Tuesday, October 18, 2011

Paper Reading #20: The aligned rank transform for nonparametric factorial analyses using only anova procedures






The Aligned Rank Transform for Nonparametric Factorial Analyses Using Only ANOVA Procedures


AuthorsJacob O. Wobbrock, Leah Findlater, Darren Gergle, and James J. Higgins


Authors BiosJacob O. Wobbrock is an Associate Professor at the University of Washington and has a PhD from  Carnegie Mellon University.
Leah Findlater will be an Assistant Professor at the University of Maryland next year, has taught at the University of Washington, and has a PhD from the University of British Columbia.
Darren Gergle is an Associate Professor at Northwestern University and has a PhD from Carnegie Mellon University.
James J. Higgins is a Professor of Statistics at Kansas State University and has a PhD from the University of Missouri-Columbia.


Venue This paper was presented at the CHI '11 Proceedings of the 2011 annual conference on Human factors in computing systems.


Summary


Hypothesis - In this paper, researchers explain that common procedures used in analyzing non-parametric data tend to be error prone and propose a new system for analyzing data. This new procedure, called the Aligned Rank Transform (ART), allows researchers in the field of HCI to accurately analyze non-parametric data without fear of error and has easy to use tools to go with it. The hypothesis is that ART is a better way to analyze data than any other method currently in use in HCI and can be very useful in real world applications.


Content - ART corrects for requirements of ANOVA statistics that may not be true in HCI research such as normality. This is done by computing residuals, computing estimated effects for interactions, computing aligned responses, assigning average ranks, performing an ANOVA on this new data, and checking for correctness by checking sums.


Methods - The ARTool and ARWeb products make using ARTs easy and accessible.
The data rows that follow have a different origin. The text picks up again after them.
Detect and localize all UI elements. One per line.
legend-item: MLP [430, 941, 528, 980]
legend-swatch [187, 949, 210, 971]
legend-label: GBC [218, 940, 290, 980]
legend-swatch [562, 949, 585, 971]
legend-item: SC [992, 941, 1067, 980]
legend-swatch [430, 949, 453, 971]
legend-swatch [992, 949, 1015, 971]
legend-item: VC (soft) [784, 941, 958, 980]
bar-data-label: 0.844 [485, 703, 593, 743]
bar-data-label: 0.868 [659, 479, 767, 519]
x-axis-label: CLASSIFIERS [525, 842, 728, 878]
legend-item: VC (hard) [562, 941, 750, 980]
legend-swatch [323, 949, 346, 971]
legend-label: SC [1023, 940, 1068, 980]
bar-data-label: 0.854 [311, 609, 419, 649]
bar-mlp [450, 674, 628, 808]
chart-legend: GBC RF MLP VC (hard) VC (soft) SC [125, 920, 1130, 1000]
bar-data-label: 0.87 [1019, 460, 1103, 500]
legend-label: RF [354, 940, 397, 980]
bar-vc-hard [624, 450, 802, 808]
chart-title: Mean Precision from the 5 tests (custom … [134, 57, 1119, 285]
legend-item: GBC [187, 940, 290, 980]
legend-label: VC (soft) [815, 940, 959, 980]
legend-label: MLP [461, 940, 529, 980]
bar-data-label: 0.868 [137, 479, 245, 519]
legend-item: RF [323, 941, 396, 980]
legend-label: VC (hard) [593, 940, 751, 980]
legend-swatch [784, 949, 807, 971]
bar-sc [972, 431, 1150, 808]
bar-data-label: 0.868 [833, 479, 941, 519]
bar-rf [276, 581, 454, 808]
The ARTool parses long-format data and produces rankings based on this data. ARTool makes only 2  assumptions for use: The first column of data is an identifier and the last is a numeric response. Everything in between is assumed to be factors for the response. ARWeb performs exactly the same as ARTool just in a web setting that is more accessible to everyone with an internet connection. 


Results - The ARTool was used in a real-world case in evaluating results of a satisfaction survey given to users of a test interface. The results were analyzed using a standard ANOVA first and then an ART to see if any observable interaction concurred in the study. The ANOVA did not detect anything and noted their was no significant interaction but the ART found significant interaction and questioned the findings found earlier which agrees with the researchers initial perception that interaction was obviously present. Other examples were also tested with the ART and were well received as rules could be broken that traditional AVOVAs required.


Conclusion - The researchers conclude by stating that ART is useful when analyzing non-parametric data and has been useful in several cases that the researchers had worked on.


Discussion


I think the researchers achieve their goal of providing a better way to provide to analyze data for HCI research. This paper is interesting because it changes something that is already established to work with HCI.